10/27
GAME 5 – Royals Stadium
Halicki vs Leonard
Royals 4, Giants 1 (11 inn)
The series shifted
back to KC with the Jints hoping to win game 6 and force a decisive game 7 and
the Royals obviously looking to finish things off without any un-needed
drama. What game 6 gave us was all the
tension and drama any baseball fan could ask for. KC broke the ice with a run in the bottom of
the 3rd when Frank White singled home Darrell Porter with one
out. White got a bit greedy and tried to
take second on the throw to the plate, but was nailed by at least 4 feet when
Chris Speier cut Garry Maddox’s throw off.
In the top of the 5th the Jints evened things up. Speier walked to lead off the inning, then
moved up 90 feet on a Fuentes ground out that was too slow to turn into a
DP. Bobby Bonds lined a single through
the hole that Hal McRae, not the greatest of fielders, charged hard and
booted. The ever savvy Speier saw the
miscue and continued through third and scored easily to tie the game. For the next 4 innings neither team could
break through. Giants starter Halicki
handed the ball over to Bobby Bolin, who kept the Royals off the board all the
way through the 10th. Dennis Leonard, who
gave up just the one unearned run in the 5th proved to be a horse
going 10 innings and not yielding an unearned one. The Quiz finally replaced Leonard in the 11th
and was spotless. The Jints brought in
Mike McCormick to start the bottom of the 11th, so they could get
the coveted lefty/lefty matchup vs George Brett, which looked to work in the
Jints favor, but Brett dribbled a slow roller down the 3rd base line
and wound up on first with a cheap infield hit.

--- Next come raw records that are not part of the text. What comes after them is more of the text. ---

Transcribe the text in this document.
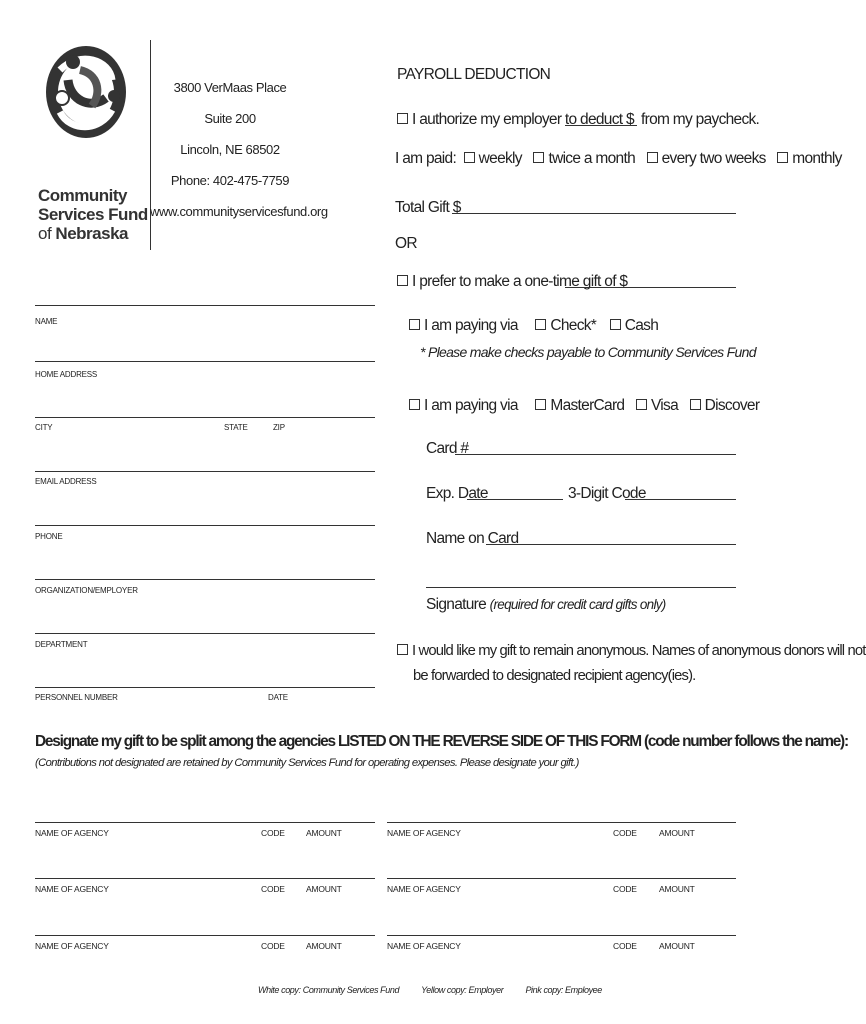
Community
Services Fund
of Nebraska
3800 VerMaas Place
Suite 200
Lincoln, NE 68502
Phone: 402-475-7759
www.communityservicesfund.org
NAME
HOME ADDRESS
CITY	STATE	ZIP
EMAIL ADDRESS
PHONE
ORGANIZATION/EMPLOYER
DEPARTMENT
PERSONNEL NUMBER	DATE
PAYROLL DEDUCTION
I authorize my employer to deduct $ from my paycheck.
I am paid: weekly twice a month every two weeks monthly
Total Gift $
OR
I prefer to make a one-time gift of $
I am paying via Check* Cash
* Please make checks payable to Community Services Fund
I am paying via MasterCard Visa Discover
Card #
Exp. Date	3-Digit Code
Name on Card
Signature (required for credit card gifts only)
I would like my gift to remain anonymous. Names of anonymous donors will not
be forwarded to designated recipient agency(ies).
Designate my gift to be split among the agencies LISTED ON THE REVERSE SIDE OF THIS FORM (code number follows the name):
(Contributions not designated are retained by Community Services Fund for operating expenses. Please designate your gift.)
NAME OF AGENCY	CODE AMOUNT
NAME OF AGENCY	CODE AMOUNT
NAME OF AGENCY	CODE AMOUNT
NAME OF AGENCY	CODE	AMOUNT
NAME OF AGENCY	CODE	AMOUNT
NAME OF AGENCY	CODE	AMOUNT
White copy: Community Services Fund Yellow copy: Employer Pink copy: Employee
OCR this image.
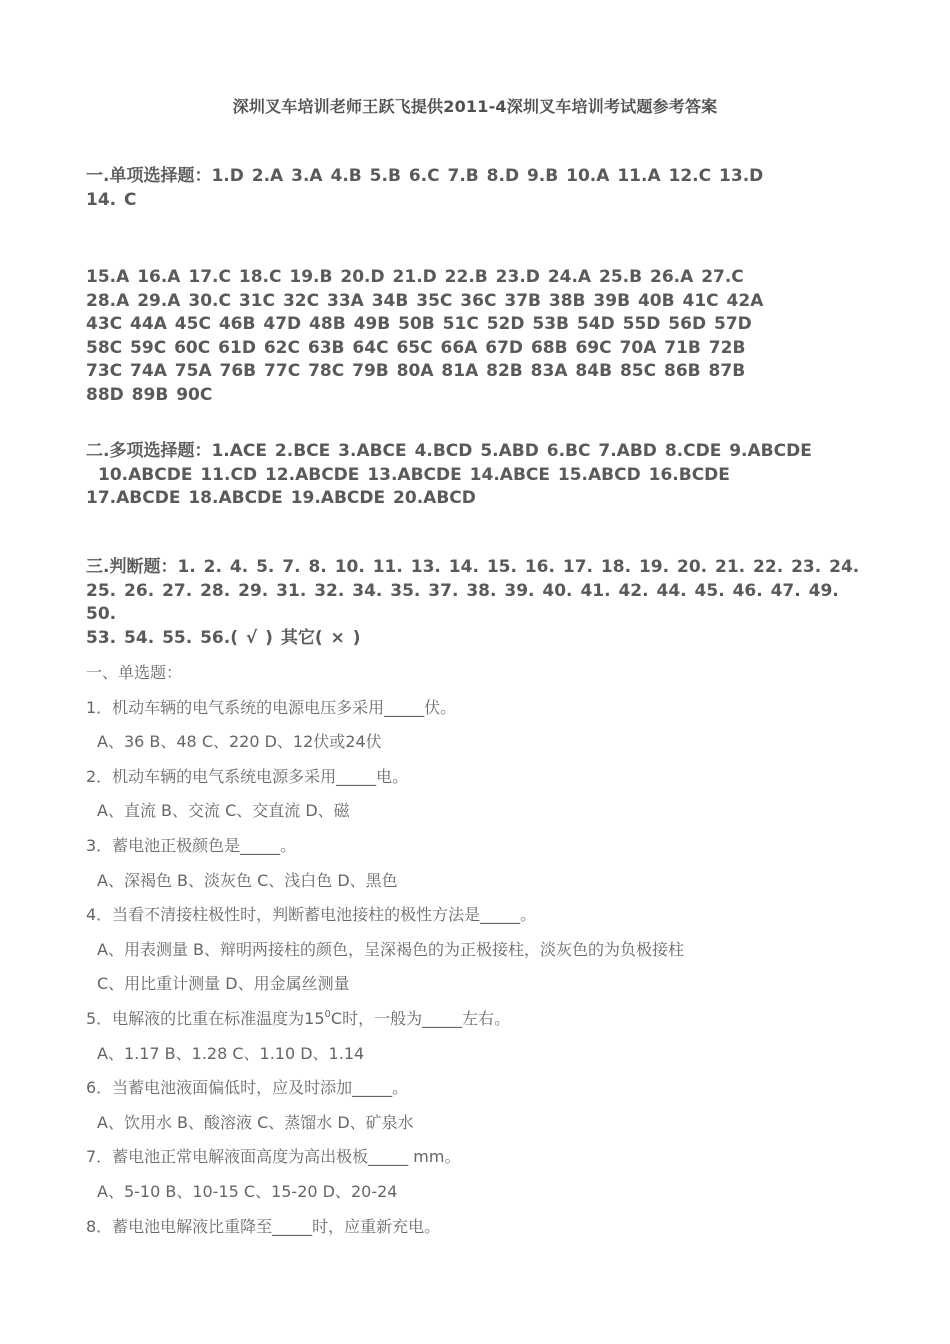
深圳叉车培训老师王跃飞提供2011-4深圳叉车培训考试题参考答案
一.单项选择题：1.D 2.A 3.A 4.B 5.B 6.C 7.B 8.D 9.B 10.A 11.A 12.C 13.D
14. C
15.A 16.A 17.C 18.C 19.B 20.D 21.D 22.B 23.D 24.A 25.B 26.A 27.C
28.A 29.A 30.C 31C 32C 33A 34B 35C 36C 37B 38B 39B 40B 41C 42A
43C 44A 45C 46B 47D 48B 49B 50B 51C 52D 53B 54D 55D 56D 57D
58C 59C 60C 61D 62C 63B 64C 65C 66A 67D 68B 69C 70A 71B 72B
73C 74A 75A 76B 77C 78C 79B 80A 81A 82B 83A 84B 85C 86B 87B
88D 89B 90C
二.多项选择题：1.ACE 2.BCE 3.ABCE 4.BCD 5.ABD 6.BC 7.ABD 8.CDE 9.ABCDE
10.ABCDE 11.CD 12.ABCDE 13.ABCDE 14.ABCE 15.ABCD 16.BCDE
17.ABCDE 18.ABCDE 19.ABCDE 20.ABCD
三.判断题：1. 2. 4. 5. 7. 8. 10. 11. 13. 14. 15. 16. 17. 18. 19. 20. 21. 22. 23. 24.
25. 26. 27. 28. 29. 31. 32. 34. 35. 37. 38. 39. 40. 41. 42. 44. 45. 46. 47. 49. 50.
53. 54. 55. 56.( √ ) 其它( × )
一、单选题：
1．机动车辆的电气系统的电源电压多采用_____伏。
A、36 B、48 C、220 D、12伏或24伏
2．机动车辆的电气系统电源多采用_____电。
A、直流 B、交流 C、交直流 D、磁
3．蓄电池正极颜色是_____。
A、深褐色 B、淡灰色 C、浅白色 D、黑色
4．当看不清接柱极性时，判断蓄电池接柱的极性方法是_____。
A、用表测量 B、辩明两接柱的颜色，呈深褐色的为正极接柱，淡灰色的为负极接柱
C、用比重计测量 D、用金属丝测量
5．电解液的比重在标准温度为$15^0C$时，一般为_____左右。
A、1.17 B、1.28 C、1.10 D、1.14
6．当蓄电池液面偏低时，应及时添加_____。
A、饮用水 B、酸溶液 C、蒸馏水 D、矿泉水
7．蓄电池正常电解液面高度为高出极板_____ mm。
A、5-10 B、10-15 C、15-20 D、20-24
8．蓄电池电解液比重降至_____时，应重新充电。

Since the Royals were built on small ball Brett used his legs and stole
second, then wound up on third when Dietz airmailed his peg into center. Cowens, who’s bat was hotter than Hades was
given an unintentional intentional walk to put runners on the corners and once
again give McCormick a lefty/lefty matchup vs Big John Mayberry. With the count 1-1 Mac tried to fool Mayberry
with a curveball that turned into a hanging helicopter, which never reached
Dietz’ mitt. Instead the ball wound
traveling 340 feet over the rightfield fence, which led to the big man touching
all the bases and the Royals winning the series in walk off fashion.